WAIR, le masque antipollution et son tour de cou
WAIR, le masque antipollution et son tour de cou — Elodie Charrière

POLLUTION

Lyon: Elle imagine et crée un masque antipollution qu'elle veut tendance et efficace

Cet accessoire, conçu par une start-up lyonnaise, permet de filtrer trois types de pollution : particulaire, gazeuse et microbienne

  • Wair, start-up lyonnaise, a lancé sur le marché des masques antipollution.
  • Son but est d'allier efficacité et esthétique.
  • Le masque permet de filtrer trois types de pollution : particulaire, gazeuse et microbienne. Il s’adapte à la forme du visage et assure une étanchéité.

Se protéger de la pollution tout en restant à la mode. C’est le concept de la start up Wair, fondée par une jeune lyonnaise, Caroline Van Renterghem. Accueillie pour son lancement au Village des Créateurs à Lyon, Wair propose depuis février 2018 des masques antipollution que l’on peut dissimuler sous des foulards ou des tours de cou spécifiques (à partir de 69.9 €). L’idée est de rendre le produit beaucoup plus esthétique et agréable à porter. Il existe trois gammes en vente : le masque seul, le masque accompagné d’un foulard ou d'un tour de cou.

Caroline Van Renterghem a élaboré ce projet suite aux problèmes respiratoires, causés par la pollution, qu’elle a elle-même rencontrés. « D’après les résultats de l’OMS, 7 millions de personnes meurent dans le monde suite à des problèmes de santé liés à la pollution », indique Caroline Van Renterghem, fondatrice de la start-up. « Les masques antipollution que j’ai essayés étaient peu efficaces, inconfortables et pas du tout esthétiques. J’ai inventé Wair pour proposer au grand public un produit qui répond à ces trois problématiques », explique la jeune femme qui travaille en lien avec des experts de la qualité de l’air.

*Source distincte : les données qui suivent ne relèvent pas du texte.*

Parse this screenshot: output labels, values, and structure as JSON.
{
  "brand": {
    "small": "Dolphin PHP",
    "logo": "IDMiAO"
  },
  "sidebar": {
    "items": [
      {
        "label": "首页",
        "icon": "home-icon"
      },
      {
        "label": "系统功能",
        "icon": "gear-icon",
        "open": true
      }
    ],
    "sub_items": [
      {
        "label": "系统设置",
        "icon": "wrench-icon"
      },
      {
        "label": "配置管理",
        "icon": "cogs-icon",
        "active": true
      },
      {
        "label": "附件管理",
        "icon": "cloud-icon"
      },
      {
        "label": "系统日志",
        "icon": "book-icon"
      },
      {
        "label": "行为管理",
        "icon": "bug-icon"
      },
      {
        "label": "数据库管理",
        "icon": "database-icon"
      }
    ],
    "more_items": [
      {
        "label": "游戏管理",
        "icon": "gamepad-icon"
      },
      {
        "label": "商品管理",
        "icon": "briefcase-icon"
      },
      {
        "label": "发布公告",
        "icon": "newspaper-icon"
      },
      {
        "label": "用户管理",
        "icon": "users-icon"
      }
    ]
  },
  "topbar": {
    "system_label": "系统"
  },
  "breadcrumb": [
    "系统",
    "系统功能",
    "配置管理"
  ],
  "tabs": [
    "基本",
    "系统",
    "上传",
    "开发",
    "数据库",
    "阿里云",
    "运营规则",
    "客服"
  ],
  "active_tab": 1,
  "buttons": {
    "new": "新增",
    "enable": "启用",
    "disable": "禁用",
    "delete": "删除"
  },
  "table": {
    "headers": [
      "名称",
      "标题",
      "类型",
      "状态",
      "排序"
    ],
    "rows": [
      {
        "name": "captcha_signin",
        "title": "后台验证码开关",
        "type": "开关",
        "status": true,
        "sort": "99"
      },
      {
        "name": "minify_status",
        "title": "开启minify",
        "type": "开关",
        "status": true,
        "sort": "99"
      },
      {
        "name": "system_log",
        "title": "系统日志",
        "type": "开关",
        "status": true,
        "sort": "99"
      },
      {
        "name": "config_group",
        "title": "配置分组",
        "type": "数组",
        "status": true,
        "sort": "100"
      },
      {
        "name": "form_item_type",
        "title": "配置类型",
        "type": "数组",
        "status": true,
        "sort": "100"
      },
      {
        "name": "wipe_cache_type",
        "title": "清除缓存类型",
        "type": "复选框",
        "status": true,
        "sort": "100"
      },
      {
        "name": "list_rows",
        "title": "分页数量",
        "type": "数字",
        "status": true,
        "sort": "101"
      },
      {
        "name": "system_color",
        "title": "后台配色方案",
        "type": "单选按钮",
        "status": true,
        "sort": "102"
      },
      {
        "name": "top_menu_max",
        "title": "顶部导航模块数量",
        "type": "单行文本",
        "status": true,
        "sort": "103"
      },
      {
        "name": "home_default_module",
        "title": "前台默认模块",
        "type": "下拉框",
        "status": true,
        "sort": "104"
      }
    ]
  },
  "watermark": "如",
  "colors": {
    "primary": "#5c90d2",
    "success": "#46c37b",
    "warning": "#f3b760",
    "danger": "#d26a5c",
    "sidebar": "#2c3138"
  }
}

La combinaison d’un masque étanche et d’un filtre efficace

Un filtre est intégré à l’intérieur du masque. Ce dernier a plusieurs couches qui permettent de filtrer trois types de pollutions : particulaire, gazeuse et microbienne. « Les polluants restent dans le filtre. Ainsi, l’air que le consommateur respire est propre », ajoute la fondatrice. 

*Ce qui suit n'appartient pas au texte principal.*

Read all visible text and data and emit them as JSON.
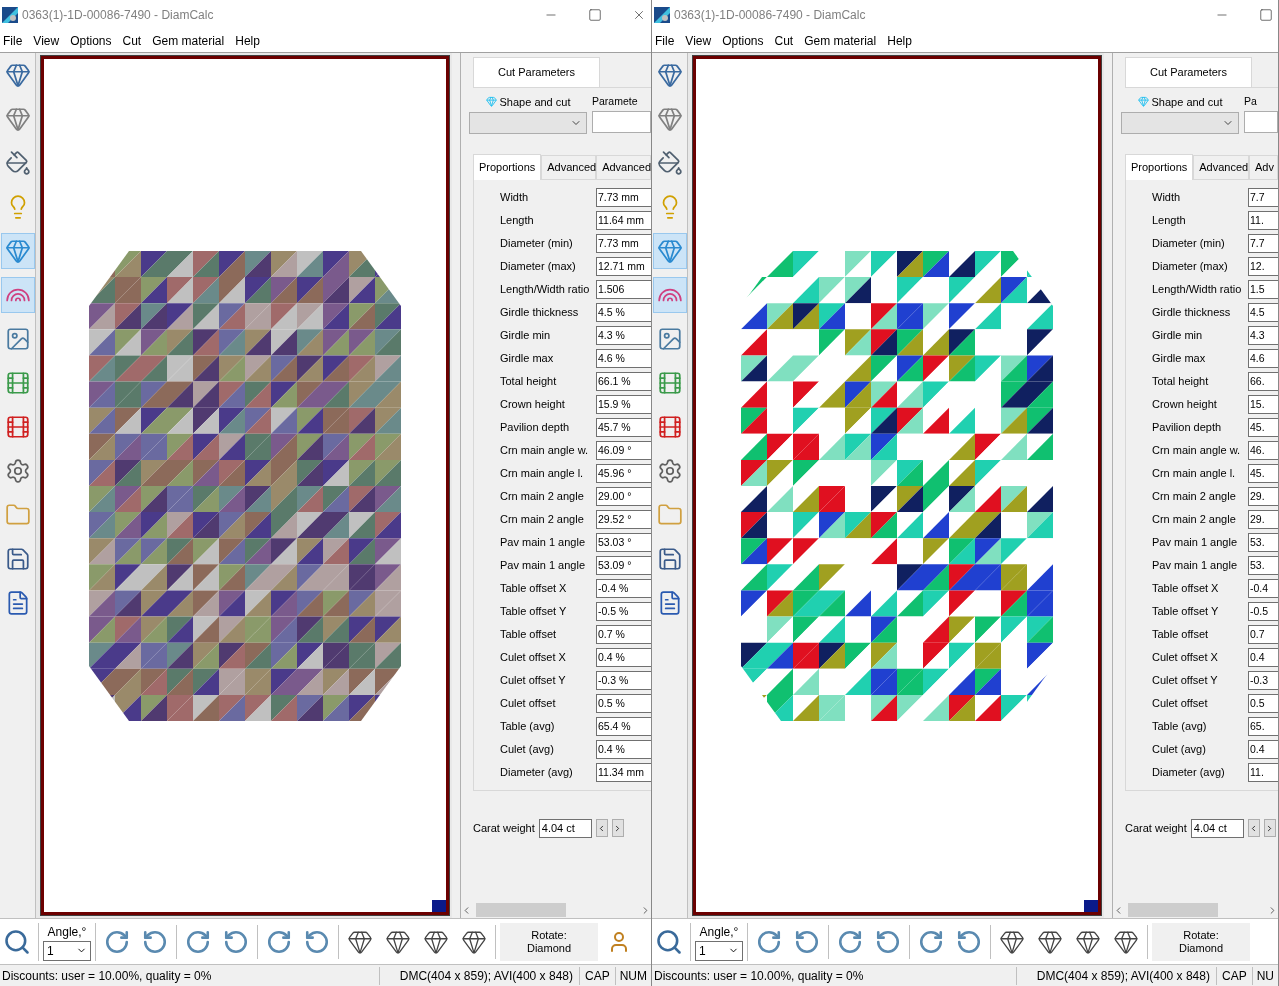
{
  "windows": [
    {
      "title": "0363(1)-1D-00086-7490 - DiamCalc",
      "close_button": true,
      "vivid": false,
      "menu": [
        "File",
        "View",
        "Options",
        "Cut",
        "Gem material",
        "Help"
      ],
      "side_tools": [
        {
          "kind": "gem",
          "pressed": false
        },
        {
          "kind": "gem-light",
          "pressed": false
        },
        {
          "kind": "bucket",
          "pressed": false
        },
        {
          "kind": "bulb",
          "pressed": false
        },
        {
          "kind": "gem-sparkle",
          "pressed": true
        },
        {
          "kind": "rainbow",
          "pressed": true
        },
        {
          "kind": "picture",
          "pressed": false
        },
        {
          "kind": "film-play",
          "pressed": false
        },
        {
          "kind": "film-record",
          "pressed": false
        },
        {
          "kind": "gem-gear",
          "pressed": false
        },
        {
          "kind": "folder",
          "pressed": false
        },
        {
          "kind": "save",
          "pressed": false
        },
        {
          "kind": "document",
          "pressed": false
        }
      ],
      "panel": {
        "top_tab": "Cut Parameters",
        "shape_label": "Shape and cut",
        "params_label": "Paramete",
        "tabs": [
          {
            "label": "Proportions",
            "selected": true
          },
          {
            "label": "Advanced",
            "selected": false
          },
          {
            "label": "Advanced",
            "selected": false
          }
        ],
        "rows": [
          {
            "label": "Width",
            "value": "7.73 mm"
          },
          {
            "label": "Length",
            "value": "11.64 mm"
          },
          {
            "label": "Diameter (min)",
            "value": "7.73 mm"
          },
          {
            "label": "Diameter (max)",
            "value": "12.71 mm"
          },
          {
            "label": "Length/Width ratio",
            "value": "1.506"
          },
          {
            "label": "Girdle thickness",
            "value": "4.5 %"
          },
          {
            "label": "Girdle min",
            "value": "4.3 %"
          },
          {
            "label": "Girdle max",
            "value": "4.6 %"
          },
          {
            "label": "Total height",
            "value": "66.1 %"
          },
          {
            "label": "Crown height",
            "value": "15.9 %"
          },
          {
            "label": "Pavilion depth",
            "value": "45.7 %"
          },
          {
            "label": "Crn main angle w.",
            "value": "46.09 °"
          },
          {
            "label": "Crn main angle l.",
            "value": "45.96 °"
          },
          {
            "label": "Crn main 2 angle",
            "value": "29.00 °"
          },
          {
            "label": "Crn main 2 angle",
            "value": "29.52 °"
          },
          {
            "label": "Pav main 1 angle",
            "value": "53.03 °"
          },
          {
            "label": "Pav main 1 angle",
            "value": "53.09 °"
          },
          {
            "label": "Table offset X",
            "value": "-0.4 %"
          },
          {
            "label": "Table offset Y",
            "value": "-0.5 %"
          },
          {
            "label": "Table offset",
            "value": "0.7 %"
          },
          {
            "label": "Culet offset X",
            "value": "0.4 %"
          },
          {
            "label": "Culet offset Y",
            "value": "-0.3 %"
          },
          {
            "label": "Culet offset",
            "value": "0.5 %"
          },
          {
            "label": "Table (avg)",
            "value": "65.4 %"
          },
          {
            "label": "Culet (avg)",
            "value": "0.4 %"
          },
          {
            "label": "Diameter (avg)",
            "value": "11.34 mm"
          }
        ],
        "carat_label": "Carat weight",
        "carat_value": "4.04 ct"
      },
      "toolbar": {
        "angle_label": "Angle,°",
        "angle_value": "1",
        "rotate_label": "Rotate:",
        "rotate_value": "Diamond",
        "user_icon": true
      },
      "status": {
        "discounts": "Discounts: user = 10.00%, quality = 0%",
        "sizes": "DMC(404 x 859); AVI(400 x 848)",
        "cap": "CAP",
        "num": "NUM"
      }
    },
    {
      "title": "0363(1)-1D-00086-7490 - DiamCalc",
      "close_button": false,
      "vivid": true,
      "menu": [
        "File",
        "View",
        "Options",
        "Cut",
        "Gem material",
        "Help"
      ],
      "side_tools": [
        {
          "kind": "gem",
          "pressed": false
        },
        {
          "kind": "gem-light",
          "pressed": false
        },
        {
          "kind": "bucket",
          "pressed": false
        },
        {
          "kind": "bulb",
          "pressed": false
        },
        {
          "kind": "gem-sparkle",
          "pressed": true
        },
        {
          "kind": "rainbow",
          "pressed": true
        },
        {
          "kind": "picture",
          "pressed": false
        },
        {
          "kind": "film-play",
          "pressed": false
        },
        {
          "kind": "film-record",
          "pressed": false
        },
        {
          "kind": "gem-gear",
          "pressed": false
        },
        {
          "kind": "folder",
          "pressed": false
        },
        {
          "kind": "save",
          "pressed": false
        },
        {
          "kind": "document",
          "pressed": false
        }
      ],
      "panel": {
        "top_tab": "Cut Parameters",
        "shape_label": "Shape and cut",
        "params_label": "Pa",
        "tabs": [
          {
            "label": "Proportions",
            "selected": true
          },
          {
            "label": "Advanced",
            "selected": false
          },
          {
            "label": "Adv",
            "selected": false
          }
        ],
        "rows": [
          {
            "label": "Width",
            "value": "7.7"
          },
          {
            "label": "Length",
            "value": "11."
          },
          {
            "label": "Diameter (min)",
            "value": "7.7"
          },
          {
            "label": "Diameter (max)",
            "value": "12."
          },
          {
            "label": "Length/Width ratio",
            "value": "1.5"
          },
          {
            "label": "Girdle thickness",
            "value": "4.5"
          },
          {
            "label": "Girdle min",
            "value": "4.3"
          },
          {
            "label": "Girdle max",
            "value": "4.6"
          },
          {
            "label": "Total height",
            "value": "66."
          },
          {
            "label": "Crown height",
            "value": "15."
          },
          {
            "label": "Pavilion depth",
            "value": "45."
          },
          {
            "label": "Crn main angle w.",
            "value": "46."
          },
          {
            "label": "Crn main angle l.",
            "value": "45."
          },
          {
            "label": "Crn main 2 angle",
            "value": "29."
          },
          {
            "label": "Crn main 2 angle",
            "value": "29."
          },
          {
            "label": "Pav main 1 angle",
            "value": "53."
          },
          {
            "label": "Pav main 1 angle",
            "value": "53."
          },
          {
            "label": "Table offset X",
            "value": "-0.4"
          },
          {
            "label": "Table offset Y",
            "value": "-0.5"
          },
          {
            "label": "Table offset",
            "value": "0.7"
          },
          {
            "label": "Culet offset X",
            "value": "0.4"
          },
          {
            "label": "Culet offset Y",
            "value": "-0.3"
          },
          {
            "label": "Culet offset",
            "value": "0.5"
          },
          {
            "label": "Table (avg)",
            "value": "65."
          },
          {
            "label": "Culet (avg)",
            "value": "0.4"
          },
          {
            "label": "Diameter (avg)",
            "value": "11."
          }
        ],
        "carat_label": "Carat weight",
        "carat_value": "4.04 ct"
      },
      "toolbar": {
        "angle_label": "Angle,°",
        "angle_value": "1",
        "rotate_label": "Rotate:",
        "rotate_value": "Diamond",
        "user_icon": false
      },
      "status": {
        "discounts": "Discounts: user = 10.00%, quality = 0%",
        "sizes": "DMC(404 x 859); AVI(400 x 848)",
        "cap": "CAP",
        "num": "NU"
      }
    }
  ]
}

La forme particulière du masque a été pensée pour qu’elle puisse s’adapter à tous les visages et assurer une certaine étanchéité. Toutes les fuites possibles sont fermées. « Cela permet de garantir qu’un maximum d’air passe à travers le filtre et non sur les côtés », assure Caroline.

Réduire l’impact environnemental

Dans sa démarche pour protéger le public de la pollution, la créatrice a intégré une dimension environnementale. Les tours de cou sont fabriqués en polyester recyclé et les foulards en coton bio. « Tous les produits sont tissés et confectionnés à Lyon », confirme la Lyonnaise. Pour éviter le transport de la marchandise, tout est réalisé dans le même périmètre. « Nous voulons assurer une cohérence entre ce que l’on vend et la manière dont on les conçoit. Si nous luttons contre la pollution, il est essentiel pour nous d’éviter au maximum l’impact que nous pouvons avoir sur l’environnement ». Pour la prochaine version, l’entreprise envisage de changer le tour du masque, en silicone, et de le remplacer par du plastique bio sourcé, beaucoup plus écologique.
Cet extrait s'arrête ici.